TimeLeap Finance

Timeleap has deployed a SafeOwner contract that has resolved several medium and low risk issues identified in our audit findings. As they have already deployed their contracts to the Polygon mainnet, their ability to enact sweeping reformations is limited. Nonetheless, we do commend Timeleap taking the necessary steps to resolved several of the more pressing issues.

The majority of issues remains unresolved, and thus marked Acknowledged, and may yet possess significant residual risk to users from vectors including but not limited to:

• Exploitation of the Masterchef contract if tokens with transfer taxes are added as pools.
• Adding non-token addresses as pools, resulting in transactions reverting.
• Reversion of harvesting due to division by 0 in the pendingTime function.

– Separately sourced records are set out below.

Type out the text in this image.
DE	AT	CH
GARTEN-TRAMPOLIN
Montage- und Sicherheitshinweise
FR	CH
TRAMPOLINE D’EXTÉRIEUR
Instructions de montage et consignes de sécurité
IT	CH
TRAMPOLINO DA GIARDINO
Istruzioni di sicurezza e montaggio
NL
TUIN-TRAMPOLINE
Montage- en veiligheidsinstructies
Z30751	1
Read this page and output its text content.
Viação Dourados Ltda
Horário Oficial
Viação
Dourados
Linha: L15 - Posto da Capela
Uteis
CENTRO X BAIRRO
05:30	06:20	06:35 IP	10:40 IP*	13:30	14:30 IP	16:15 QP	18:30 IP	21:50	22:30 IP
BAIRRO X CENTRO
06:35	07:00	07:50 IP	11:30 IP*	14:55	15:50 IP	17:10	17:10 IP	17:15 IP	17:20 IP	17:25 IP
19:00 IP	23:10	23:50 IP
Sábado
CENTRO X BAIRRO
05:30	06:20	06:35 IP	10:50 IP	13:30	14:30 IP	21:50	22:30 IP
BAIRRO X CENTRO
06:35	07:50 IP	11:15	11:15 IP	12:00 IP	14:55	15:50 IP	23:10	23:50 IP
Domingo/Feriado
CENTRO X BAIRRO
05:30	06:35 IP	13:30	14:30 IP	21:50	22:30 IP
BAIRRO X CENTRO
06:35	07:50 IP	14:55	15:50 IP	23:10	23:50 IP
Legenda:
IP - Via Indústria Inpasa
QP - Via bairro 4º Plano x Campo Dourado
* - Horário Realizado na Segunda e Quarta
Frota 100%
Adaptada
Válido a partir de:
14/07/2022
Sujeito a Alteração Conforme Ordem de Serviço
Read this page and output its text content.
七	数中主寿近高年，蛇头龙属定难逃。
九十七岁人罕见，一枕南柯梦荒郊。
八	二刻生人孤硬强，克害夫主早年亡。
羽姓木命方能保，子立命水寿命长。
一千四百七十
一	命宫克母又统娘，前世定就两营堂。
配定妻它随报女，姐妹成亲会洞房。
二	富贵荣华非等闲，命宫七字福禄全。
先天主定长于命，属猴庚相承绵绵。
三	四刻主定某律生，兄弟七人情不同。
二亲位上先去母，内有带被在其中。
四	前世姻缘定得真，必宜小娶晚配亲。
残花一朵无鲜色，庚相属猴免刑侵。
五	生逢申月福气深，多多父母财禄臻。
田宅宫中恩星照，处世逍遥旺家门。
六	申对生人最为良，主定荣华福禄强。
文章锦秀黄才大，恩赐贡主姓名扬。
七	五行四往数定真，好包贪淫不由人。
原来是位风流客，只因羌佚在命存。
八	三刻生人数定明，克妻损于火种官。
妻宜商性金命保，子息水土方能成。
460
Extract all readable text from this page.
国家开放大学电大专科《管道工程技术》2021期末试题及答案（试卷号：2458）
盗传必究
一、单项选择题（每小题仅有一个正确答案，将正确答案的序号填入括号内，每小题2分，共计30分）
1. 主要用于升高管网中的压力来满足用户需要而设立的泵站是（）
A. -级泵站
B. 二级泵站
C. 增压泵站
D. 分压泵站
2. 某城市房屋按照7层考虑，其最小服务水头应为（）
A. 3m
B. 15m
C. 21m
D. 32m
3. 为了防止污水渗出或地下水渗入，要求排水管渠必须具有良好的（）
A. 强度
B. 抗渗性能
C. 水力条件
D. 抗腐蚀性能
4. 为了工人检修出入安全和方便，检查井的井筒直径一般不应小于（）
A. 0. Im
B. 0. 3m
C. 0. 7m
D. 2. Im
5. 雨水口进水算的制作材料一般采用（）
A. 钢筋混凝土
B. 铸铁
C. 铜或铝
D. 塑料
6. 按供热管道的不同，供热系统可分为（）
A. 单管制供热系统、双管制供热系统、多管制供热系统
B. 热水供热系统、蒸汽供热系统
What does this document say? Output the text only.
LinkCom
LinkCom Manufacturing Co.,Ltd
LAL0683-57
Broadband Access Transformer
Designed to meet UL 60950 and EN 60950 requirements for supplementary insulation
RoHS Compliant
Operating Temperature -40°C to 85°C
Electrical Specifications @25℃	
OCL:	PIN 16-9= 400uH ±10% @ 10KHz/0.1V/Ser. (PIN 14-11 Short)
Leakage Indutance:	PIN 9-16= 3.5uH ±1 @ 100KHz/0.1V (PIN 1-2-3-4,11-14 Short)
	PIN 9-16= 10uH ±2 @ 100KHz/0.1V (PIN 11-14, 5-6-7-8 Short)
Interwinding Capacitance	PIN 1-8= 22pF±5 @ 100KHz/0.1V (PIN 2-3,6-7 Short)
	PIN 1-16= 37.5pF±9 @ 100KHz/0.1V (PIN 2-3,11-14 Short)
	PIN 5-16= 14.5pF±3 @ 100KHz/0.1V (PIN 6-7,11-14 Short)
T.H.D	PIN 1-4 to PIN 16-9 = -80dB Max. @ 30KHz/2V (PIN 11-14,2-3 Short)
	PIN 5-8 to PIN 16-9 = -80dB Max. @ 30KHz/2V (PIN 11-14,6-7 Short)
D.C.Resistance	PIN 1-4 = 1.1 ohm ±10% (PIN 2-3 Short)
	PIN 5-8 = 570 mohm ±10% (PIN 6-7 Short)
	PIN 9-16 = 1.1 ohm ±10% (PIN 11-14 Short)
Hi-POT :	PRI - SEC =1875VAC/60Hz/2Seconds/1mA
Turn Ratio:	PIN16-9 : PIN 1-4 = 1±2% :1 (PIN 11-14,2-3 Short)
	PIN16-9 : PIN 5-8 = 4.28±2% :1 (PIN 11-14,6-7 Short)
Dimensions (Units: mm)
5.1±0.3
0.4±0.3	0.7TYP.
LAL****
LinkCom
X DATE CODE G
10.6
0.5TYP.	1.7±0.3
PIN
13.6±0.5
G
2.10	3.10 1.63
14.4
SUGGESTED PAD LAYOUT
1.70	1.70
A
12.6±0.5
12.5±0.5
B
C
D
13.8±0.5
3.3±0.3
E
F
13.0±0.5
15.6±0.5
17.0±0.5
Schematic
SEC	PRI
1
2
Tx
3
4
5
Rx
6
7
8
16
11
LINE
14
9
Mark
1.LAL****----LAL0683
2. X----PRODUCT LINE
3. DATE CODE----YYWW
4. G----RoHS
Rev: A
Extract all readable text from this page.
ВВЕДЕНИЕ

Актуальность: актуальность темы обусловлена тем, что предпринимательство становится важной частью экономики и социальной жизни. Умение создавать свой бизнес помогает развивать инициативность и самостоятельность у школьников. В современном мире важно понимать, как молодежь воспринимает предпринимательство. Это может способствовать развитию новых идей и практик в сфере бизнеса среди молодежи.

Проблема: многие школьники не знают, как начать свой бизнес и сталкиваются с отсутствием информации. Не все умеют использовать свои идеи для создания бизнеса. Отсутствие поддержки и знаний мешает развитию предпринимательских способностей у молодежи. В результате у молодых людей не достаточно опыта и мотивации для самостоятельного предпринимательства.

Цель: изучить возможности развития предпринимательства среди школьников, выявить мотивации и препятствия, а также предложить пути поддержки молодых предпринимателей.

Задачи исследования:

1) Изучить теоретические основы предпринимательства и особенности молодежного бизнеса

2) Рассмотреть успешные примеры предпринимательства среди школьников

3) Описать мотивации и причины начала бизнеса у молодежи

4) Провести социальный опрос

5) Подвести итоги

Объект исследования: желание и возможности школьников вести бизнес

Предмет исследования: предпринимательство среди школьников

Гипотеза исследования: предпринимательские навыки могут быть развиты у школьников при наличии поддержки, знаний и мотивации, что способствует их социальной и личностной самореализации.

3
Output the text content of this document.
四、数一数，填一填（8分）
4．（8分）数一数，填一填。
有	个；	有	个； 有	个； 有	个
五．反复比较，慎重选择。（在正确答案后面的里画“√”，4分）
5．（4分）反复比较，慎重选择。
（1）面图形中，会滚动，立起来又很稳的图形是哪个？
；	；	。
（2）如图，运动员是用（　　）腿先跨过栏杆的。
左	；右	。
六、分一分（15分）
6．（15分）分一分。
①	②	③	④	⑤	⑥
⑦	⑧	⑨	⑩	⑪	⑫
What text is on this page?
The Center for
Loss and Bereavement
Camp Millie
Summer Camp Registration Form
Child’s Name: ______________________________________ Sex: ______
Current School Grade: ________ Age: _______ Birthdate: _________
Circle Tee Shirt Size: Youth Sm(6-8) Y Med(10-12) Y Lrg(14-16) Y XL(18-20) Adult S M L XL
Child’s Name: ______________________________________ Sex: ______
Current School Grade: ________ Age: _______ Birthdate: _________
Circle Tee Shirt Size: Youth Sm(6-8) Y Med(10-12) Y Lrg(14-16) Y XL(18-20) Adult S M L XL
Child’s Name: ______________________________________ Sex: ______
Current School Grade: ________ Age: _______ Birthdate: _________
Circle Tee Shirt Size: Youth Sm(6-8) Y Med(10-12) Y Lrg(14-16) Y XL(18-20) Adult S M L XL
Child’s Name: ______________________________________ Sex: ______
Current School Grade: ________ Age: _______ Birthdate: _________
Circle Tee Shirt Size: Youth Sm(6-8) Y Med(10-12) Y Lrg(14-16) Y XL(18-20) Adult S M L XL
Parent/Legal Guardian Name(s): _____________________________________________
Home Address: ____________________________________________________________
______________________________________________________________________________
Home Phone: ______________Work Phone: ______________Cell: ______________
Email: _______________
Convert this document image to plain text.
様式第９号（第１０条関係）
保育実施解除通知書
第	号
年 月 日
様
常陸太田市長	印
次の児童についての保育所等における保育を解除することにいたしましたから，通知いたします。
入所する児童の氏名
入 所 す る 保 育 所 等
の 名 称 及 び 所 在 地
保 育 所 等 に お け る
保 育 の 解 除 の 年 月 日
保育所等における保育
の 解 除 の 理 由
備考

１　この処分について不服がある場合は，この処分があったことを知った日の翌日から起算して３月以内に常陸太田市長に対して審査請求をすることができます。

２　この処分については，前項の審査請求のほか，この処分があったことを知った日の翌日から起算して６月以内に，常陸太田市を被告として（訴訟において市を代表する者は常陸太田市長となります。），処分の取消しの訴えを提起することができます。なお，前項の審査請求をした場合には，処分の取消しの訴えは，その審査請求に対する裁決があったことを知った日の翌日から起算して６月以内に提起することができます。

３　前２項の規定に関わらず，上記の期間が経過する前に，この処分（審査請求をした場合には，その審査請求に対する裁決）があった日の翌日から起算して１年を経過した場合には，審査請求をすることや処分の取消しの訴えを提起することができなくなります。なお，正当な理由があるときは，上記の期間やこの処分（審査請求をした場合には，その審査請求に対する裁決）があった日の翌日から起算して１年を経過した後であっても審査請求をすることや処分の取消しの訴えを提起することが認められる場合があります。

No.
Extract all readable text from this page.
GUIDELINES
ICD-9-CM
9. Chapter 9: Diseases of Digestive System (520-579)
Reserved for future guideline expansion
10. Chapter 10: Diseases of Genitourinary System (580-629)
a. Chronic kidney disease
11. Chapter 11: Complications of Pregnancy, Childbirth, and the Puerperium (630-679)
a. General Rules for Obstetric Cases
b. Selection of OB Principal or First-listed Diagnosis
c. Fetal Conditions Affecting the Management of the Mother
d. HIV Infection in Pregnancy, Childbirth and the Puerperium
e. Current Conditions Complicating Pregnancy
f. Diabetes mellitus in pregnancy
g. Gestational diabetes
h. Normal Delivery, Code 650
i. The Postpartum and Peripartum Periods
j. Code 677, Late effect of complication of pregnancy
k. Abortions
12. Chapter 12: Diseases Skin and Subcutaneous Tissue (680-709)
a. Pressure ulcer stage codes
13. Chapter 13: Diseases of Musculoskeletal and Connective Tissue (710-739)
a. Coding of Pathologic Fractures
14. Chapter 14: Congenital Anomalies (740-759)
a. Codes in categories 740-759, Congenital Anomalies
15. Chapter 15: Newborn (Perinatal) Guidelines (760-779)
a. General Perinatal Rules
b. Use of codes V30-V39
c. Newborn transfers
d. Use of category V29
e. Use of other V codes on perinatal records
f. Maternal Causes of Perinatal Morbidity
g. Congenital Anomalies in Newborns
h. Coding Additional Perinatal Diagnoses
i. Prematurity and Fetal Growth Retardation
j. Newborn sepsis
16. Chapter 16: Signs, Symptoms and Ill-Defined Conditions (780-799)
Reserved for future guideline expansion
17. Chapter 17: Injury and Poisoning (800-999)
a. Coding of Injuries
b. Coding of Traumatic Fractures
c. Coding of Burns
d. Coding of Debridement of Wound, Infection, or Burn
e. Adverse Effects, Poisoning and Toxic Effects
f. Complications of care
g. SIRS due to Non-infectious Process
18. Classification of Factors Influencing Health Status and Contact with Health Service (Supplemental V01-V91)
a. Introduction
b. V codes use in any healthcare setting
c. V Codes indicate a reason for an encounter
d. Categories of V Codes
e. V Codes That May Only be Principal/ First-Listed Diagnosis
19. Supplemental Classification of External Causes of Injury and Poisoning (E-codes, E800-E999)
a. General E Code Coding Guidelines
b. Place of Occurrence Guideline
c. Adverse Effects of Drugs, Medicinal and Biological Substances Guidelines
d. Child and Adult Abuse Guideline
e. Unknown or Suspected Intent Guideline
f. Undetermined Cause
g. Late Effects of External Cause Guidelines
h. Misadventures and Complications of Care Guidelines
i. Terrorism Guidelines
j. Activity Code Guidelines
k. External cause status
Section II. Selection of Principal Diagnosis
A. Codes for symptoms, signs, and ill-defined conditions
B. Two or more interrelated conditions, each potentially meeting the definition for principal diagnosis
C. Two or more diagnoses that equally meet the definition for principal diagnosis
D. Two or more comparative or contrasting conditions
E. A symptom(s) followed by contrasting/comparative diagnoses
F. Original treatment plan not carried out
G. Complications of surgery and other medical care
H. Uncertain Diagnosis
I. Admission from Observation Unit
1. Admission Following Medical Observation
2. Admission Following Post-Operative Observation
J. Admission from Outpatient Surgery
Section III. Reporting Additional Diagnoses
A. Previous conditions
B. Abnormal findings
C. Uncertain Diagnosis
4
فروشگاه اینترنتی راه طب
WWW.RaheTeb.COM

The list provided above represent a fraction of issues that remain unresolved in the Timeleap contracts. Users wishing to interact with this project should exercise caution, and to monitor any queued Timelock transactions.

In addition to the above risks, there is no reasonable guarantee that the protocol will be successful or profitable to the average investor. The native token often drops very rapidly after launch so we recommend you carefully do your research on the project and team and whether they are appropriate for you.

The following steps are recommended minimum checks you as a potential/current user should perform:

• Setting alerts for and monitoring Timelock transactions, especially as the current delay is too short.
• Ensuring that the contract you approve and stake in matches the one we audited. This can be done by comparing the address with the one present in the contracts page in our audit.
• The risk that the native token’s value might drop rapidly simply due to the nature of yield farming. Carefully evaluating the team and project could help with assessing this.

When using this protocol, the main risks you want to look out for are:

1. Ensuring that the contracts you are interacting with matches the one we audited. This can be done by comparing the addresses with the one present in the contracts page in our audit.
2. Our audits only cover code-related risks. Users will have to do their own due diligence on other aspects of the protocol such as the reputation of the team, the protocol’s tokenomics, and other aspects of the project that might be relevant.